Accueil  >  Séminaires  >  Programmable self-assembly of nanotubes using DNA origami colloids
Programmable self-assembly of nanotubes using DNA origami colloids
Par Daichi Hayakawa - Rogers Lab, Brandeis University
Le 23 Avril 2024 à 11h00 - Laboratoire Jean Perrin - Campus Jussieu - T 32-33 - 5e et. - P533

Résumé

Nature is replete with self-assembled materials that have one or more self-limited dimensions, including shells, tubules, and fibers. Despite significant advances in making nanometer- and micrometer-scale subunits, the programmable assembly of similar self-limiting architectures from synthetic components has remained largely out of reach, mainly due to difficulty in tuning the valence, binding angle, and interaction specificity, simultaneously. In this talk, I will show how we create geometrically programmed subunits using DNA origami and study their assembly into tubules with a self-limited width. We show that the width and the helicity of tubules can be tuned by changing the local curvature encoded in a single subunit.
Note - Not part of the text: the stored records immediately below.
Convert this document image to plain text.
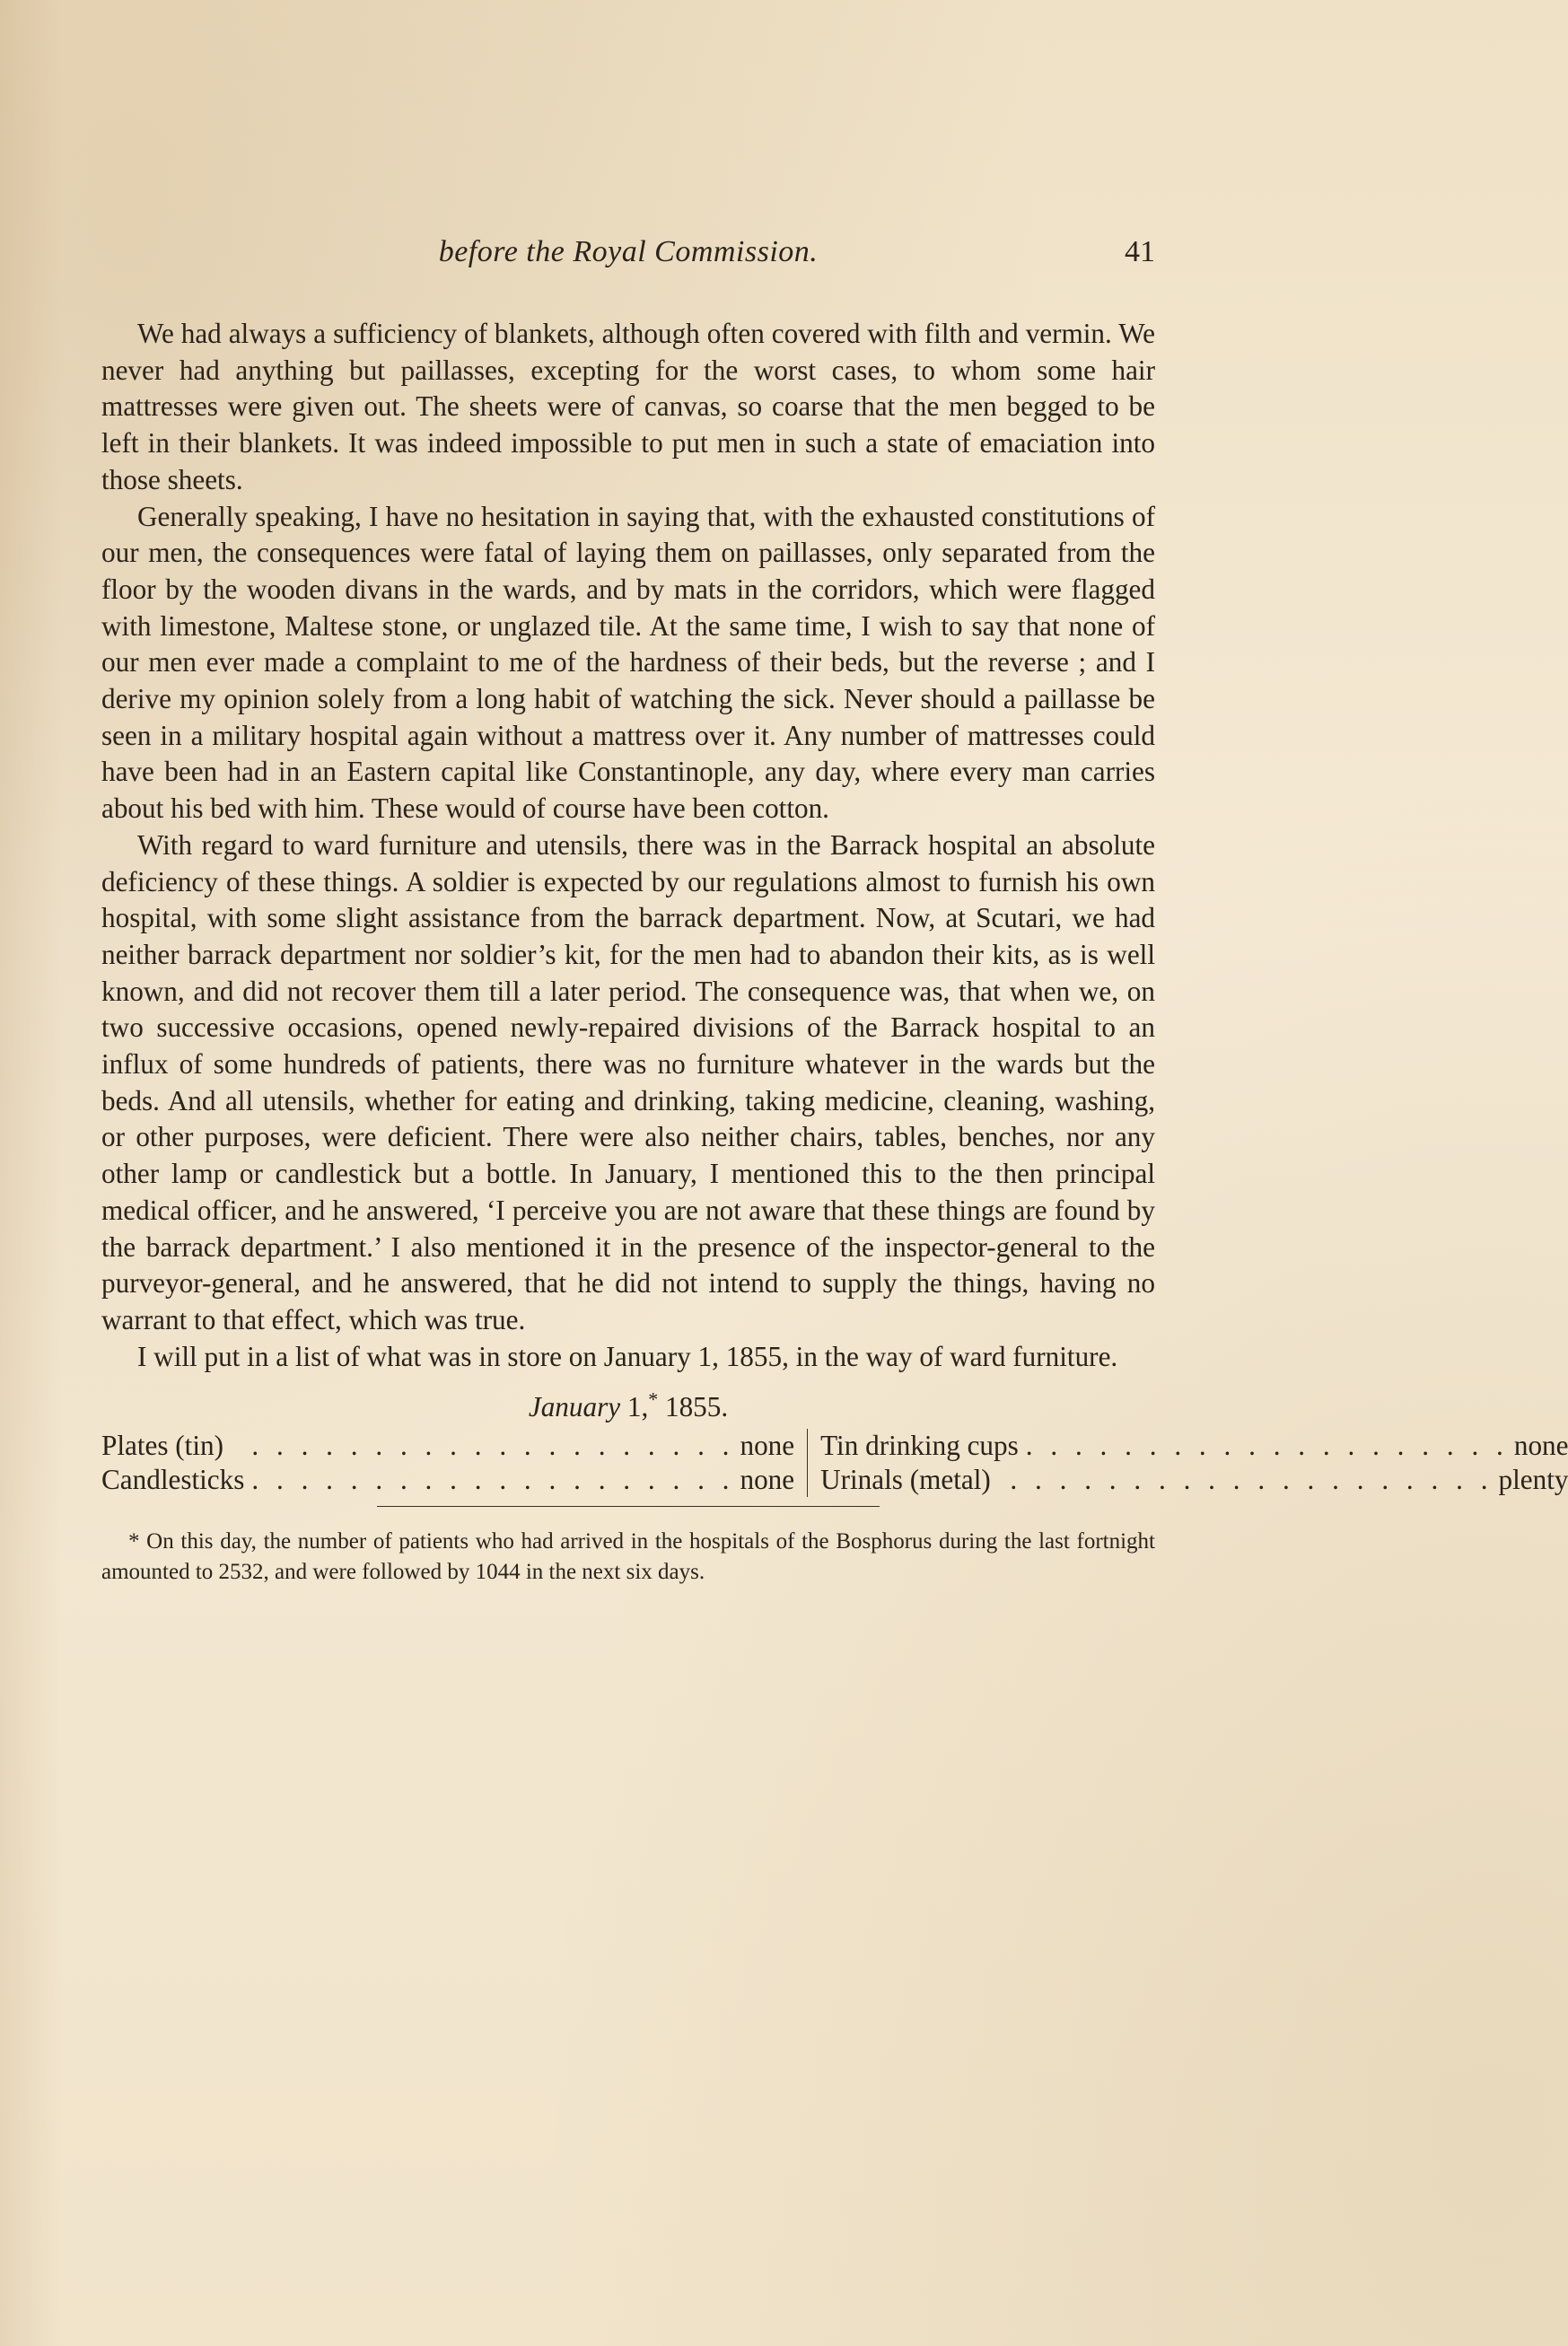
before the Royal Commission.	41

We had always a sufficiency of blankets, although often covered with filth and vermin. We never had anything but paillasses, excepting for the worst cases, to whom some hair mattresses were given out. The sheets were of canvas, so coarse that the men begged to be left in their blankets. It was indeed impossible to put men in such a state of emaciation into those sheets.

Generally speaking, I have no hesitation in saying that, with the exhausted constitutions of our men, the consequences were fatal of laying them on paillasses, only separated from the floor by the wooden divans in the wards, and by mats in the corridors, which were flagged with limestone, Maltese stone, or unglazed tile. At the same time, I wish to say that none of our men ever made a complaint to me of the hardness of their beds, but the reverse ; and I derive my opinion solely from a long habit of watching the sick. Never should a paillasse be seen in a military hospital again without a mattress over it. Any number of mattresses could have been had in an Eastern capital like Constantinople, any day, where every man carries about his bed with him. These would of course have been cotton.

With regard to ward furniture and utensils, there was in the Barrack hospital an absolute deficiency of these things. A soldier is expected by our regulations almost to furnish his own hospital, with some slight assistance from the barrack department. Now, at Scutari, we had neither barrack department nor soldier’s kit, for the men had to abandon their kits, as is well known, and did not recover them till a later period. The consequence was, that when we, on two successive occasions, opened newly-repaired divisions of the Barrack hospital to an influx of some hundreds of patients, there was no furniture whatever in the wards but the beds. And all utensils, whether for eating and drinking, taking medicine, cleaning, washing, or other purposes, were deficient. There were also neither chairs, tables, benches, nor any other lamp or candlestick but a bottle. In January, I mentioned this to the then principal medical officer, and he answered, ‘I perceive you are not aware that these things are found by the barrack department.’ I also mentioned it in the presence of the inspector-general to the purveyor-general, and he answered, that he did not intend to supply the things, having no warrant to that effect, which was true.

I will put in a list of what was in store on January 1, 1855, in the way of ward furniture.

January 1,* 1855.
Plates (tin) . . . . . . . . . . . . . . . . . . . . none	Tin drinking cups . . . . . . . . . . . . . . . . . . . . none

Candlesticks . . . . . . . . . . . . . . . . . . . . none	Urinals (metal) . . . . . . . . . . . . . . . . . . . . plenty

* On this day, the number of patients who had arrived in the hospitals of the Bosphorus during the last fortnight amounted to 2532, and were followed by 1044 in the next six days.
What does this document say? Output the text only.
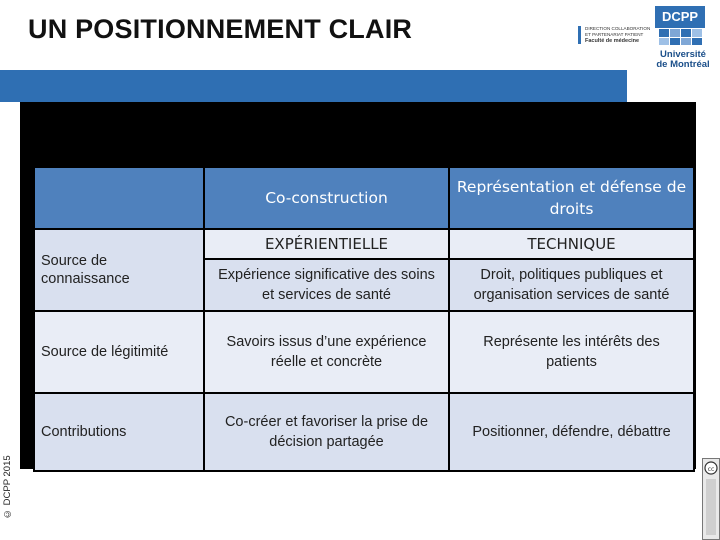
UN POSITIONNEMENT CLAIR	DIRECTION COLLABORATION
ET PARTENARIAT PATIENT
Faculté de médecine
DCPP
Université
de Montréal
	Co-construction	Représentation et défense de droits
Source de connaissance	EXPÉRIENTIELLE	TECHNIQUE
	Expérience significative des soins et services de santé	Droit, politiques publiques et organisation services de santé
Source de légitimité	Savoirs issus d’une expérience réelle et concrète	Représente les intérêts des patients
Contributions	Co-créer et favoriser la prise de décision partagée	Positionner, défendre, débattre
© DCPP 2015	cc
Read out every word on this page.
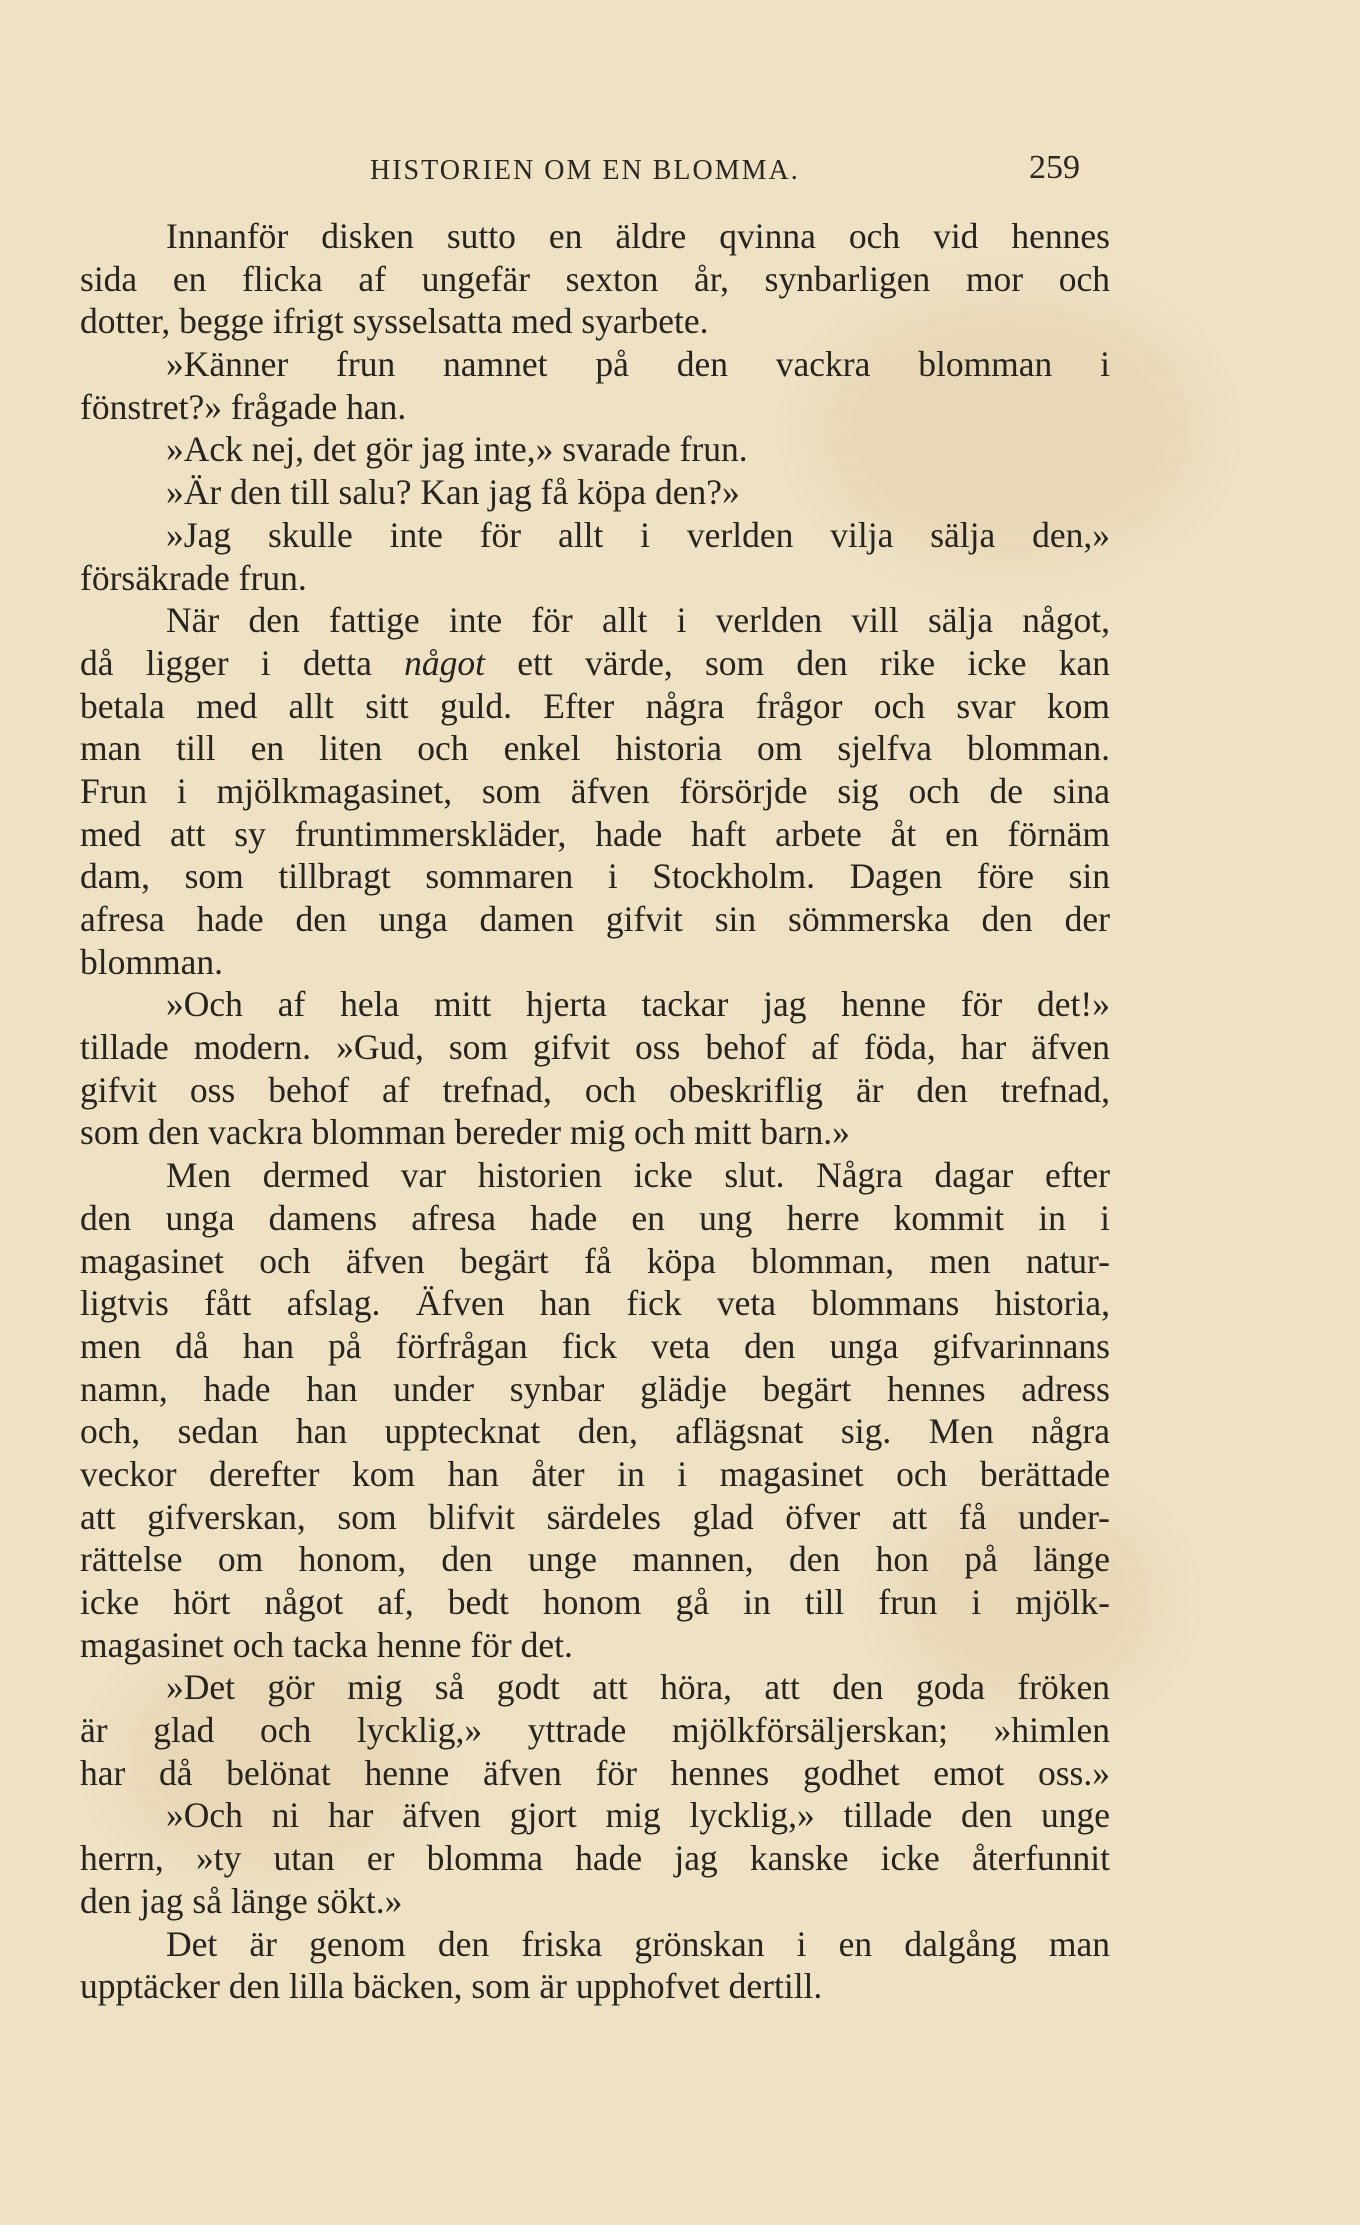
HISTORIEN OM EN BLOMMA.	259
Innanför disken sutto en äldre qvinna och vid hennes
sida en flicka af ungefär sexton år, synbarligen mor och
dotter, begge ifrigt sysselsatta med syarbete.
»Känner frun namnet på den vackra blomman i
fönstret?» frågade han.
»Ack nej, det gör jag inte,» svarade frun.
»Är den till salu? Kan jag få köpa den?»
»Jag skulle inte för allt i verlden vilja sälja den,»
försäkrade frun.
När den fattige inte för allt i verlden vill sälja något,
då ligger i detta något ett värde, som den rike icke kan
betala med allt sitt guld. Efter några frågor och svar kom
man till en liten och enkel historia om sjelfva blomman.
Frun i mjölkmagasinet, som äfven försörjde sig och de sina
med att sy fruntimmerskläder, hade haft arbete åt en förnäm
dam, som tillbragt sommaren i Stockholm. Dagen före sin
afresa hade den unga damen gifvit sin sömmerska den der
blomman.
»Och af hela mitt hjerta tackar jag henne för det!»
tillade modern. »Gud, som gifvit oss behof af föda, har äfven
gifvit oss behof af trefnad, och obeskriflig är den trefnad,
som den vackra blomman bereder mig och mitt barn.»
Men dermed var historien icke slut. Några dagar efter
den unga damens afresa hade en ung herre kommit in i
magasinet och äfven begärt få köpa blomman, men natur-
ligtvis fått afslag. Äfven han fick veta blommans historia,
men då han på förfrågan fick veta den unga gifvarinnans
namn, hade han under synbar glädje begärt hennes adress
och, sedan han upptecknat den, aflägsnat sig. Men några
veckor derefter kom han åter in i magasinet och berättade
att gifverskan, som blifvit särdeles glad öfver att få under-
rättelse om honom, den unge mannen, den hon på länge
icke hört något af, bedt honom gå in till frun i mjölk-
magasinet och tacka henne för det.
»Det gör mig så godt att höra, att den goda fröken
är glad och lycklig,» yttrade mjölkförsäljerskan; »himlen
har då belönat henne äfven för hennes godhet emot oss.»
»Och ni har äfven gjort mig lycklig,» tillade den unge
herrn, »ty utan er blomma hade jag kanske icke återfunnit
den jag så länge sökt.»
Det är genom den friska grönskan i en dalgång man
upptäcker den lilla bäcken, som är upphofvet dertill.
Exploiting the programmability of our system, we further test the tradeoffs between two paradigms of self-limited assembly: self-closure through programmed curvature and addressable assembly through programmed, specific interactions. By increasing the number of unique subunits in the system, the allowed combination of width and helicities of the tubules decreases, leading to more specific tubule geometries. In an extreme case, we use 16 unique subunits to assemble a tubule, leading to almost a full selectivity of the tubule geometry. In this talk, I will also describe an inverse design method for assembling periodic tilings, which we used to generate the interaction matrix necessary to assemble the multicomponent tubules.